Peak Oil Solutions: Biofuels and GMO’s

Scott Pittman, center, with Harvey Stone and Alice Embree at the Rag Reunion, Sept. 3, 2005. Photo by Carlos Lowry / The Rag Blog.

One Step Solution to a Two Step Ditch
By Scott Pittman / April 15, 2008 / The Rag Blog

With the spectre of peak oil, global climate change, loss of biodiversity, political tensions surrounding access to natural resources, world-wide epidemics and poverty we as a nation and a species are forced to look at our behavior and how it impacts our world.

Many of the solutions being presented by our political leaders are compounding the problems. The whole rush to the biofuels “solution” proposed by both Al Gore and George H. Bush are good political examples of how to turn a problem into a disaster. The proposed use of our most fertile cropland to provide fuel from the most energy-intensive plants (corn, sorghum, soy, and sugar cane) creates a food deficit, further destroys remnant native ecosystems, while at the same time accelerates the use of fossil fuels to create biofuels. Fertilizer, after all, is a byproduct of gas and oil. Behind these quasi-solutions to peak oil lies the greed for more profits at the expense of the natural world. In virtually every instance the only road to sustainability is the one paved with the bricks of individual life style change. We are past the age of the technological fix and are faced with the need of social fixes.

Most of the changes that we must make are not really that onerous but are simply inconvenient. Taking the time to discover what food is grown locally and purchasing that rather than our current eating habits that represent 1500 miles of transportation per bite; we could be supporting the local farmers in our community by eating close to home and at the same time decrease fuel use and CO2 emissions.

Learning to garden, to grow at least few things to reduce the need to rip out some distant mountain side or a valley for a monoculture of a commercial cropland has some significant beneficial effect, locally and globally.
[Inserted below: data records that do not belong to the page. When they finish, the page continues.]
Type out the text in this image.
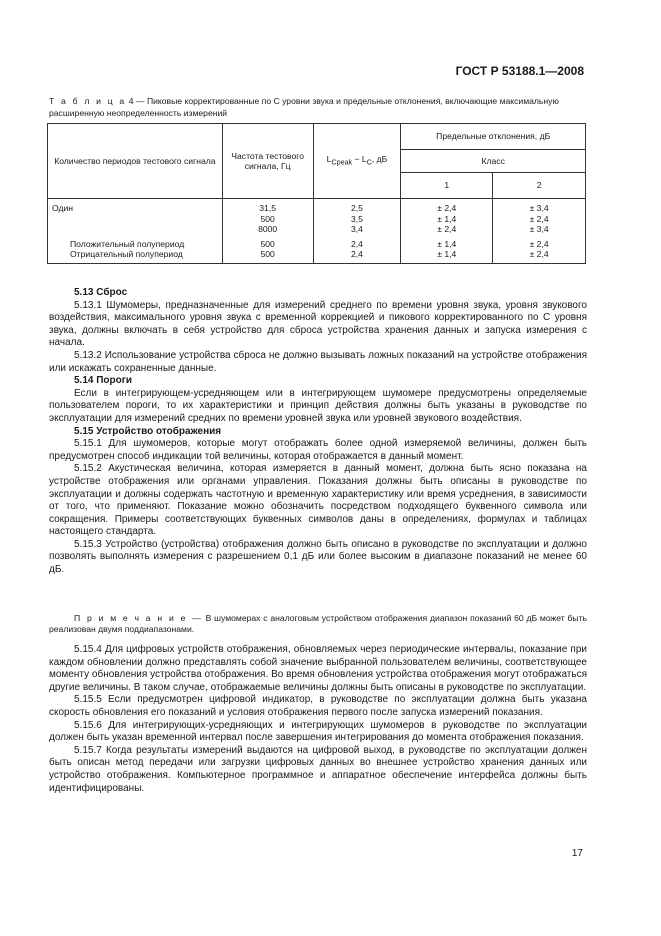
ГОСТ Р 53188.1—2008
Т а б л и ц а 4 — Пиковые корректированные по C уровни звука и предельные отклонения, включающие максимальную расширенную неопределенность измерений
Количество периодов тестового сигнала	Частота тестового сигнала, Гц	$L_{Cpeak} - L_C$, дБ	Предельные отклонения, дБ	
			Класс	
			1	2

Один	31,5	2,5	± 2,4	± 3,4
	500	3,5	± 1,4	± 2,4
	8000	3,4	± 2,4	± 3,4

Положительный полупериод	500	2,4	± 1,4	± 2,4
Отрицательный полупериод	500	2,4	± 1,4	± 2,4

5.13 Сброс

5.13.1 Шумомеры, предназначенные для измерений среднего по времени уровня звука, уровня звукового воздействия, максимального уровня звука с временной коррекцией и пикового корректированного по C уровня звука, должны включать в себя устройство для сброса устройства хранения данных и запуска измерения с начала.

5.13.2 Использование устройства сброса не должно вызывать ложных показаний на устройстве отображения или искажать сохраненные данные.

5.14 Пороги

Если в интегрирующем-усредняющем или в интегрирующем шумомере предусмотрены определяемые пользователем пороги, то их характеристики и принцип действия должны быть указаны в руководстве по эксплуатации для измерений средних по времени уровней звука или уровней звукового воздействия.

5.15 Устройство отображения

5.15.1 Для шумомеров, которые могут отображать более одной измеряемой величины, должен быть предусмотрен способ индикации той величины, которая отображается в данный момент.

5.15.2 Акустическая величина, которая измеряется в данный момент, должна быть ясно показана на устройстве отображения или органами управления. Показания должны быть описаны в руководстве по эксплуатации и должны содержать частотную и временную характеристику или время усреднения, в зависимости от того, что применяют. Показание можно обозначить посредством подходящего буквенного символа или сокращения. Примеры соответствующих буквенных символов даны в определениях, формулах и таблицах настоящего стандарта.

5.15.3 Устройство (устройства) отображения должно быть описано в руководстве по эксплуатации и должно позволять выполнять измерения с разрешением 0,1 дБ или более высоким в диапазоне показаний не менее 60 дБ.

П р и м е ч а н и е — В шумомерах с аналоговым устройством отображения диапазон показаний 60 дБ может быть реализован двумя поддиапазонами.

5.15.4 Для цифровых устройств отображения, обновляемых через периодические интервалы, показание при каждом обновлении должно представлять собой значение выбранной пользователем величины, соответствующее моменту обновления устройства отображения. Во время обновления устройства отображения могут отображаться другие величины. В таком случае, отображаемые величины должны быть описаны в руководстве по эксплуатации.

5.15.5 Если предусмотрен цифровой индикатор, в руководстве по эксплуатации должна быть указана скорость обновления его показаний и условия отображения первого после запуска измерений показания.

5.15.6 Для интегрирующих-усредняющих и интегрирующих шумомеров в руководстве по эксплуатации должен быть указан временной интервал после завершения интегрирования до момента отображения показания.

5.15.7 Когда результаты измерений выдаются на цифровой выход, в руководстве по эксплуатации должен быть описан метод передачи или загрузки цифровых данных во внешнее устройство хранения данных или устройство отображения. Компьютерное программное и аппаратное обеспечение интерфейса должны быть идентифицированы.

17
Developing our homes toward energy-efficiency and resource conservation by harvesting rainwater, planting edible plants, and using the sun for space and water heating are simple to accomplish and in the current political climate may provide you with tax benefits. Carpooling, using a bus, switching to a bike all allow us to meet our neighbors, get in shape and reduces not only our financial overhead, but our ecological footprint.

The latest technological fix is of course going to be trialed in Africa – if no one noticed the starvation of millions during the “green revolution”, perhaps they won’t notice the introduction of genetically modified seed (gmo) being promoted by Bill Gates and the Rockefeller Brothers. They have managed to get Kofi Annan to shill for them and Monsanto is footing the bill for Kenyan agricultural extention agents. All of this in the name of saving Africans from starvation. Heard of any of this in anyones presidential platform?
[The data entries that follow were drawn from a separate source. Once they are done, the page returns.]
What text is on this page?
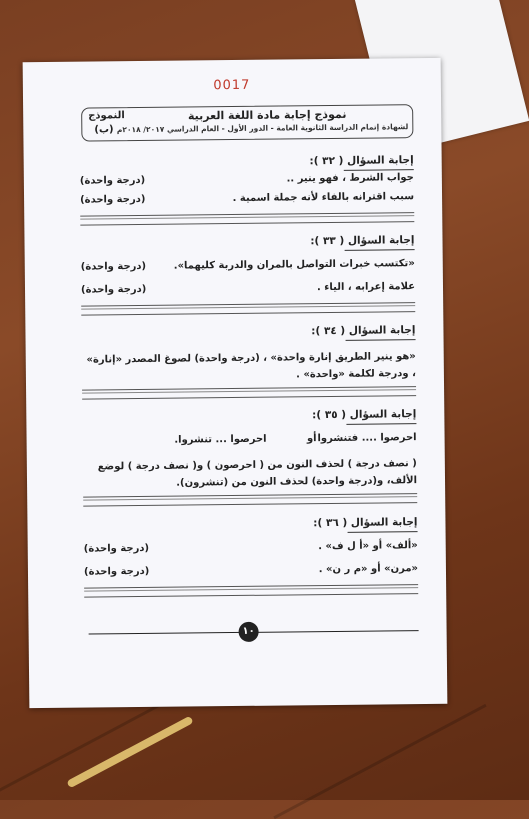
0017
نموذج إجابة مادة اللغة العربية
لشهادة إتمام الدراسة الثانوية العامة - الدور الأول - العام الدراسي ٢٠١٧/ ٢٠١٨م
النموذج
(ب)
إجابة السؤال ( ٣٢ ):
جواب الشرط ، فهو ينير ..
(درجة واحدة)
سبب اقترانه بالفاء لأنه جملة اسمية .
(درجة واحدة)
إجابة السؤال ( ٣٣ ):
«تكتسب خبرات التواصل بالمران والدربة كليهما».
(درجة واحدة)
علامة إعرابه ، الياء .
(درجة واحدة)
إجابة السؤال ( ٣٤ ):
«هو ينير الطريق إنارة واحدة» ، (درجة واحدة) لصوغ المصدر «إنارة» ، ودرجة لكلمة «واحدة» .
إجابة السؤال ( ٣٥ ):
احرصوا .... فتنشروا
أو
احرصوا ... تنشروا.
( نصف درجة ) لحذف النون من ( احرصون ) و( نصف درجة ) لوضع الألف، و(درجة واحدة) لحذف النون من (تنشرون).
إجابة السؤال ( ٣٦ ):
«ألف» أو «أ ل ف» .
(درجة واحدة)
«مرن» أو «م ر ن» .
(درجة واحدة)
١٠
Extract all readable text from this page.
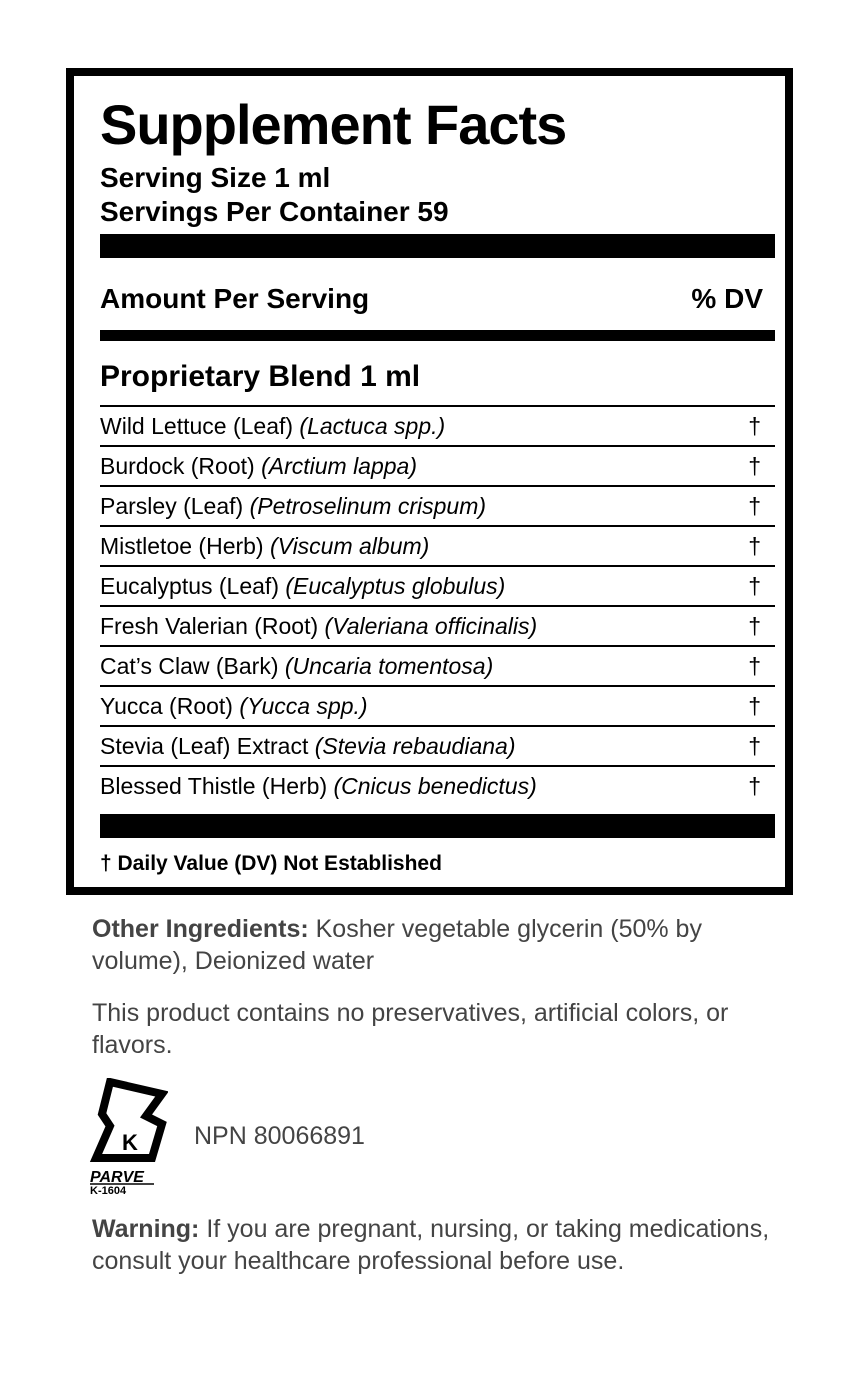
Supplement Facts
Serving Size 1 ml
Servings Per Container 59
Amount Per Serving	% DV
Proprietary Blend 1 ml
Wild Lettuce (Leaf) (Lactuca spp.)	†
Burdock (Root) (Arctium lappa)	†
Parsley (Leaf) (Petroselinum crispum)	†
Mistletoe (Herb) (Viscum album)	†
Eucalyptus (Leaf) (Eucalyptus globulus)	†
Fresh Valerian (Root) (Valeriana officinalis)	†
Cat’s Claw (Bark) (Uncaria tomentosa)	†
Yucca (Root) (Yucca spp.)	†
Stevia (Leaf) Extract (Stevia rebaudiana)	†
Blessed Thistle (Herb) (Cnicus benedictus)	†
† Daily Value (DV) Not Established
Other Ingredients: Kosher vegetable glycerin (50% by volume), Deionized water
This product contains no preservatives, artificial colors, or flavors.
K
PARVE
K-1604
NPN 80066891
Warning: If you are pregnant, nursing, or taking medications, consult your healthcare professional before use.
How does one fight such financial behemoths as Bill Gates, Rockefeller Brothers, Monsanto, and Archer Daniels Midland, especially if you are African? This is the slimey underbelly of a capitalist system gone mad and it is totally hidden from view. It makes it very difficult to get too concerned with whether Obama is more elitist than Hillary or McCaine.

Who will save the traditional seeds of Africa, where is Nikolai Vavilov when we need him? How did it happen that African scientists and farmers have no say in their future? The same way it happened that we elected George Bush for two terms. It seems to me that we have perhaps passed many of the dreaded tipping points and it is time to plant a garden (open pollinated seeds of course), and get to know our neighbors. It is after all spring!

[Scott Pittman was an Austin activist in the sixties, a member of SDS and a contributor to The Rag. He lives in Santa Fe, NM, where he founded the Permaculture Institute. He has been teaching permaculture courses since 1985 in over 18 countries on four continents. This article was posted on Scott’s Permaculture Travels.]